12:24 am - Thursday January 24, 2019

New Study: Smoking Zaps Healthy Bacteria in the Mouth


Smoking causes the body to turn against its own helpful healthy bacteria, leaving Smokers turn Healthy Bacteria against their own bodysmokers more vulnerable to disease, this was revealed by a new study.

The mouth of a healthy person contains a stable ecosystem of healthy bacteria despite the daily disturbance of brushing and flossing.

New research shows that the mouth of a smoker is a much more chaotic, diverse ecosystem and is much more susceptible to invasion by harmful bacteria.

Purnima Kumar, assistant professor of periodontology at Ohio State University, says that, “The smoker’s mouth kicks out the good bacteria, and the pathogens are called in. So they’re allowed to proliferate much more quickly than they would in a non-smoking environment.”

Further, he says, “A few hours after you’re born, bacteria start forming communities called bio films in your mouth. Your body learns to live with them, because for most people, healthy bio films keep the bad bacteria away.”

Kumar’s team looked at how these bacterial ecosystems re grow after being wiped away, in a new study.
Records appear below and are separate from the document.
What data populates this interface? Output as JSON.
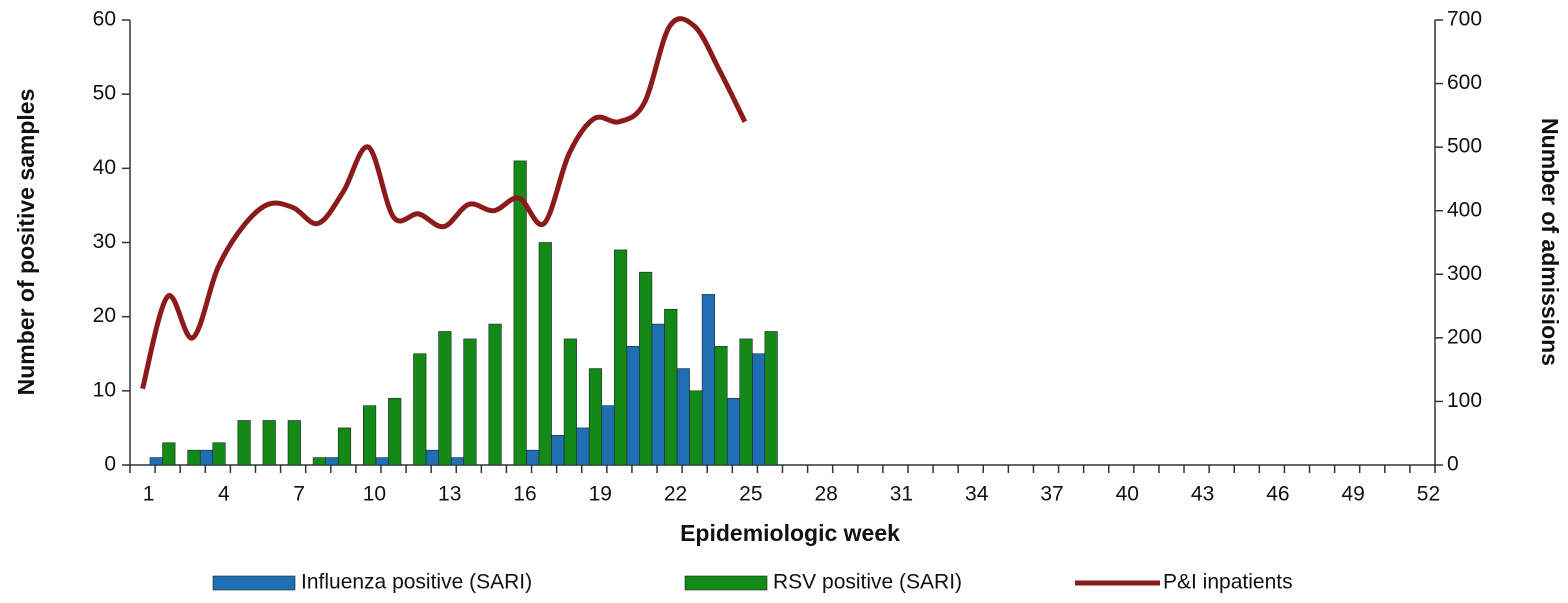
{
  "chart_data": {
    "type": "bar",
    "x_label": "Epidemiologic  week",
    "y_label": "Number of positive samples",
    "y2_label": "Number of admissions",
    "categories": [
      1,
      null,
      null,
      4,
      null,
      null,
      7,
      null,
      null,
      10,
      null,
      null,
      13,
      null,
      null,
      16,
      null,
      null,
      19,
      null,
      null,
      22,
      null,
      null,
      25,
      null,
      null,
      28,
      null,
      null,
      31,
      null,
      null,
      34,
      null,
      null,
      37,
      null,
      null,
      40,
      null,
      null,
      43,
      null,
      null,
      46,
      null,
      null,
      49,
      null,
      null,
      52
    ],
    "series": [
      {
        "name": "Influenza positive (SARI)",
        "type": "bar",
        "color": "#1f6fb4",
        "values": [
          1,
          0,
          2,
          0,
          0,
          0,
          0,
          1,
          0,
          1,
          0,
          2,
          1,
          0,
          0,
          2,
          4,
          5,
          8,
          16,
          19,
          13,
          23,
          9,
          15,
          null,
          null,
          null,
          null,
          null,
          null,
          null,
          null,
          null,
          null,
          null,
          null,
          null,
          null,
          null,
          null,
          null,
          null,
          null,
          null,
          null,
          null,
          null,
          null,
          null,
          null,
          null
        ]
      },
      {
        "name": "RSV positive (SARI)",
        "type": "bar",
        "color": "#138a17",
        "values": [
          3,
          2,
          3,
          6,
          6,
          6,
          1,
          5,
          8,
          9,
          15,
          18,
          17,
          19,
          41,
          30,
          17,
          13,
          29,
          26,
          21,
          10,
          16,
          17,
          18,
          null,
          null,
          null,
          null,
          null,
          null,
          null,
          null,
          null,
          null,
          null,
          null,
          null,
          null,
          null,
          null,
          null,
          null,
          null,
          null,
          null,
          null,
          null,
          null,
          null,
          null,
          null
        ]
      },
      {
        "name": "P&I inpatients",
        "type": "line",
        "axis": "y2",
        "color": "#8b1a1a",
        "values": [
          120,
          265,
          200,
          310,
          375,
          410,
          405,
          380,
          430,
          500,
          390,
          395,
          375,
          410,
          400,
          420,
          380,
          490,
          545,
          540,
          570,
          690,
          690,
          620,
          540,
          null,
          null,
          null,
          null,
          null,
          null,
          null,
          null,
          null,
          null,
          null,
          null,
          null,
          null,
          null,
          null,
          null,
          null,
          null,
          null,
          null,
          null,
          null,
          null,
          null,
          null,
          null
        ]
      }
    ],
    "ylim": [
      0,
      60
    ],
    "yticks": [
      0,
      10,
      20,
      30,
      40,
      50,
      60
    ],
    "y2lim": [
      0,
      700
    ],
    "y2ticks": [
      0,
      100,
      200,
      300,
      400,
      500,
      600,
      700
    ],
    "grid": false,
    "legend": "bottom"
  }
}
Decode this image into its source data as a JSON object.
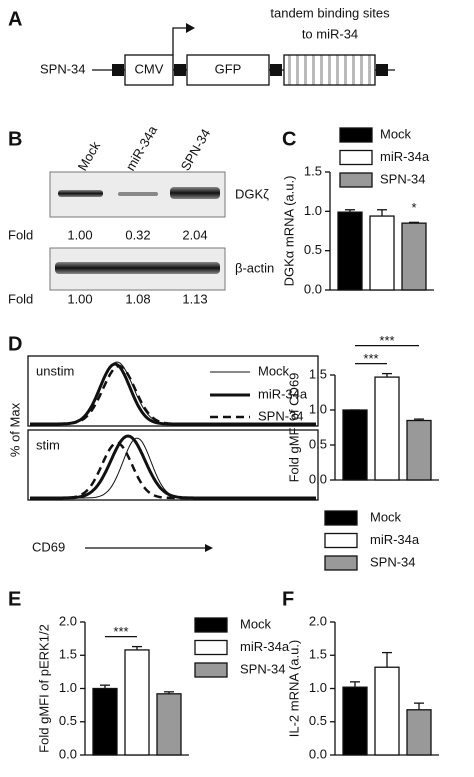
{
  "panel_labels": [
    "A",
    "B",
    "C",
    "D",
    "E",
    "F"
  ],
  "construct": {
    "name": "SPN-34",
    "elements": [
      "CMV",
      "GFP"
    ],
    "note": [
      "tandem binding sites",
      "to miR-34"
    ]
  },
  "blot": {
    "lanes": [
      "Mock",
      "miR-34a",
      "SPN-34"
    ],
    "rows": [
      {
        "target": "DGKζ",
        "fold_label": "Fold",
        "fold": [
          "1.00",
          "0.32",
          "2.04"
        ]
      },
      {
        "target": "β-actin",
        "fold_label": "Fold",
        "fold": [
          "1.00",
          "1.08",
          "1.13"
        ]
      }
    ]
  },
  "flow": {
    "panels": [
      "unstim",
      "stim"
    ],
    "legend": [
      "Mock",
      "miR-34a",
      "SPN-34"
    ],
    "ylabel": "% of Max",
    "xlabel": "CD69"
  },
  "chart_data": [
    {
      "type": "bar",
      "ylabel": "DGKα mRNA (a.u.)",
      "categories": [
        "Mock",
        "miR-34a",
        "SPN-34"
      ],
      "values": [
        0.99,
        0.94,
        0.85
      ],
      "errors": [
        0.03,
        0.08,
        0.01
      ],
      "colors": [
        "#000000",
        "#ffffff",
        "#999999"
      ],
      "ylim": [
        0,
        1.5
      ],
      "yticks": [
        {
          "value": 0,
          "label": "0.0"
        },
        0.5,
        {
          "value": 1,
          "label": "1.0"
        },
        1.5
      ],
      "legend": "upper right",
      "significance": [
        {
          "bars": [
            "SPN-34"
          ],
          "label": "*"
        }
      ]
    },
    {
      "type": "bar",
      "ylabel": "Fold gMFI of CD69",
      "categories": [
        "Mock",
        "miR-34a",
        "SPN-34"
      ],
      "values": [
        1.0,
        1.47,
        0.85
      ],
      "errors": [
        0,
        0.05,
        0.02
      ],
      "colors": [
        "#000000",
        "#ffffff",
        "#999999"
      ],
      "ylim": [
        0,
        1.5
      ],
      "yticks": [
        {
          "value": 0,
          "label": "0.0"
        },
        0.5,
        {
          "value": 1,
          "label": "1.0"
        },
        1.5
      ],
      "legend": "below",
      "significance": [
        {
          "bars": [
            "Mock",
            "miR-34a"
          ],
          "label": "***"
        },
        {
          "bars": [
            "Mock",
            "SPN-34"
          ],
          "label": "***"
        }
      ]
    },
    {
      "type": "bar",
      "ylabel": "Fold gMFI of pERK1/2",
      "categories": [
        "Mock",
        "miR-34a",
        "SPN-34"
      ],
      "values": [
        1.0,
        1.58,
        0.92
      ],
      "errors": [
        0.05,
        0.05,
        0.03
      ],
      "colors": [
        "#000000",
        "#ffffff",
        "#999999"
      ],
      "ylim": [
        0,
        2
      ],
      "yticks": [
        {
          "value": 0,
          "label": "0.0"
        },
        0.5,
        {
          "value": 1,
          "label": "1.0"
        },
        1.5,
        {
          "value": 2,
          "label": "2.0"
        }
      ],
      "legend": "right",
      "significance": [
        {
          "bars": [
            "Mock",
            "miR-34a"
          ],
          "label": "***"
        }
      ]
    },
    {
      "type": "bar",
      "ylabel": "IL-2 mRNA (a.u.)",
      "values": [
        1.02,
        1.32,
        0.68
      ],
      "errors": [
        0.08,
        0.22,
        0.1
      ],
      "colors": [
        "#000000",
        "#ffffff",
        "#999999"
      ],
      "ylim": [
        0,
        2
      ],
      "yticks": [
        {
          "value": 0,
          "label": "0.0"
        },
        0.5,
        {
          "value": 1,
          "label": "1.0"
        },
        1.5,
        {
          "value": 2,
          "label": "2.0"
        }
      ]
    }
  ]
}
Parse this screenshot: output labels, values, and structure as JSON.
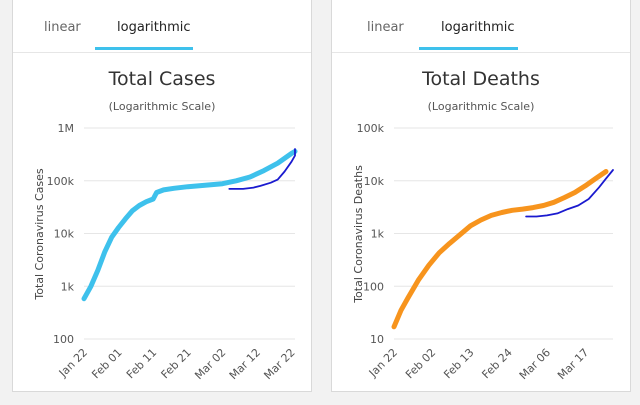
{
  "tabs": {
    "linear": "linear",
    "logarithmic": "logarithmic"
  },
  "colors": {
    "accent": "#3ec1ec",
    "cases_line": "#3ec1ec",
    "deaths_line": "#f7941d",
    "comparison_line": "#1a1acf"
  },
  "chart_data": [
    {
      "type": "line",
      "title": "Total Cases",
      "subtitle": "(Logarithmic Scale)",
      "ylabel": "Total Coronavirus Cases",
      "yscale": "log",
      "ylim": [
        100,
        1000000
      ],
      "y_ticks": [
        "100",
        "1k",
        "10k",
        "100k",
        "1M"
      ],
      "x_ticks": [
        "Jan 22",
        "Feb 01",
        "Feb 11",
        "Feb 21",
        "Mar 02",
        "Mar 12",
        "Mar 22"
      ],
      "grid": true,
      "series": [
        {
          "color": "#3ec1ec",
          "points": [
            [
              "Jan 22",
              580
            ],
            [
              "Jan 24",
              1000
            ],
            [
              "Jan 26",
              2000
            ],
            [
              "Jan 28",
              4500
            ],
            [
              "Jan 30",
              8500
            ],
            [
              "Feb 01",
              13000
            ],
            [
              "Feb 03",
              19000
            ],
            [
              "Feb 05",
              27000
            ],
            [
              "Feb 07",
              34000
            ],
            [
              "Feb 09",
              40000
            ],
            [
              "Feb 11",
              45000
            ],
            [
              "Feb 12",
              60000
            ],
            [
              "Feb 14",
              67000
            ],
            [
              "Feb 17",
              72000
            ],
            [
              "Feb 21",
              77000
            ],
            [
              "Feb 26",
              82000
            ],
            [
              "Mar 02",
              88000
            ],
            [
              "Mar 06",
              100000
            ],
            [
              "Mar 10",
              118000
            ],
            [
              "Mar 14",
              156000
            ],
            [
              "Mar 18",
              215000
            ],
            [
              "Mar 22",
              330000
            ],
            [
              "Mar 23",
              360000
            ]
          ]
        },
        {
          "color": "#1a1acf",
          "points": [
            [
              "Mar 04",
              70000
            ],
            [
              "Mar 08",
              70000
            ],
            [
              "Mar 11",
              74000
            ],
            [
              "Mar 13",
              80000
            ],
            [
              "Mar 16",
              92000
            ],
            [
              "Mar 18",
              105000
            ],
            [
              "Mar 20",
              150000
            ],
            [
              "Mar 22",
              230000
            ],
            [
              "Mar 23",
              300000
            ],
            [
              "Mar 23",
              400000
            ]
          ]
        }
      ]
    },
    {
      "type": "line",
      "title": "Total Deaths",
      "subtitle": "(Logarithmic Scale)",
      "ylabel": "Total Coronavirus Deaths",
      "yscale": "log",
      "ylim": [
        10,
        100000
      ],
      "y_ticks": [
        "10",
        "100",
        "1k",
        "10k",
        "100k"
      ],
      "x_ticks": [
        "Jan 22",
        "Feb 02",
        "Feb 13",
        "Feb 24",
        "Mar 06",
        "Mar 17"
      ],
      "grid": true,
      "series": [
        {
          "color": "#f7941d",
          "points": [
            [
              "Jan 22",
              17
            ],
            [
              "Jan 24",
              35
            ],
            [
              "Jan 26",
              60
            ],
            [
              "Jan 29",
              130
            ],
            [
              "Feb 01",
              250
            ],
            [
              "Feb 04",
              430
            ],
            [
              "Feb 07",
              650
            ],
            [
              "Feb 10",
              950
            ],
            [
              "Feb 13",
              1400
            ],
            [
              "Feb 16",
              1800
            ],
            [
              "Feb 19",
              2200
            ],
            [
              "Feb 22",
              2500
            ],
            [
              "Feb 25",
              2750
            ],
            [
              "Feb 28",
              2900
            ],
            [
              "Mar 02",
              3100
            ],
            [
              "Mar 05",
              3400
            ],
            [
              "Mar 08",
              3900
            ],
            [
              "Mar 11",
              4800
            ],
            [
              "Mar 14",
              6000
            ],
            [
              "Mar 17",
              8000
            ],
            [
              "Mar 20",
              11000
            ],
            [
              "Mar 23",
              15000
            ]
          ]
        },
        {
          "color": "#1a1acf",
          "points": [
            [
              "Feb 29",
              2100
            ],
            [
              "Mar 03",
              2100
            ],
            [
              "Mar 06",
              2200
            ],
            [
              "Mar 09",
              2400
            ],
            [
              "Mar 12",
              2900
            ],
            [
              "Mar 15",
              3400
            ],
            [
              "Mar 18",
              4500
            ],
            [
              "Mar 21",
              7500
            ],
            [
              "Mar 23",
              11000
            ],
            [
              "Mar 25",
              16000
            ]
          ]
        }
      ]
    }
  ]
}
The researchers took samples of oral bio films one, two, four and seven days after professional cleaning for fifteen healthy nonsmokers and fifteen healthy smokers.

The team found that bacterial communities regain a similar balance of species to the communities that were scraped away during cleaning, for healthy nonsmokers.

Low levels of cytokines show that the body is not treating the helpful healthy bio films as a threat and disease-associated bacteria are largely absent.

The body is mounting defenses against infection in smokers who have higher levels of cytokines. This immune response takes the form of red, swollen gums, clinically called as gingivitis that can lead to the irreversible bone loss of periodontitis.

The types of cytokines in smokers’ gum swabs showed the researchers that smokers’ bodies, in addition to fighting off harmful bacteria, were also treating even healthy bacteria as threatening.

Kumar and her team do not yet understand the mechanisms behind these results but suspect that smoking is confusing the normal communication that goes on between healthy bacterial communities and their human hosts.

According to Kumar, “It has to drive how we treat the smoking population. They need a more aggressive form of treatment, because even after a professional cleaning, they’re still at a very high risk for getting these pathogens back in their mouths right away.”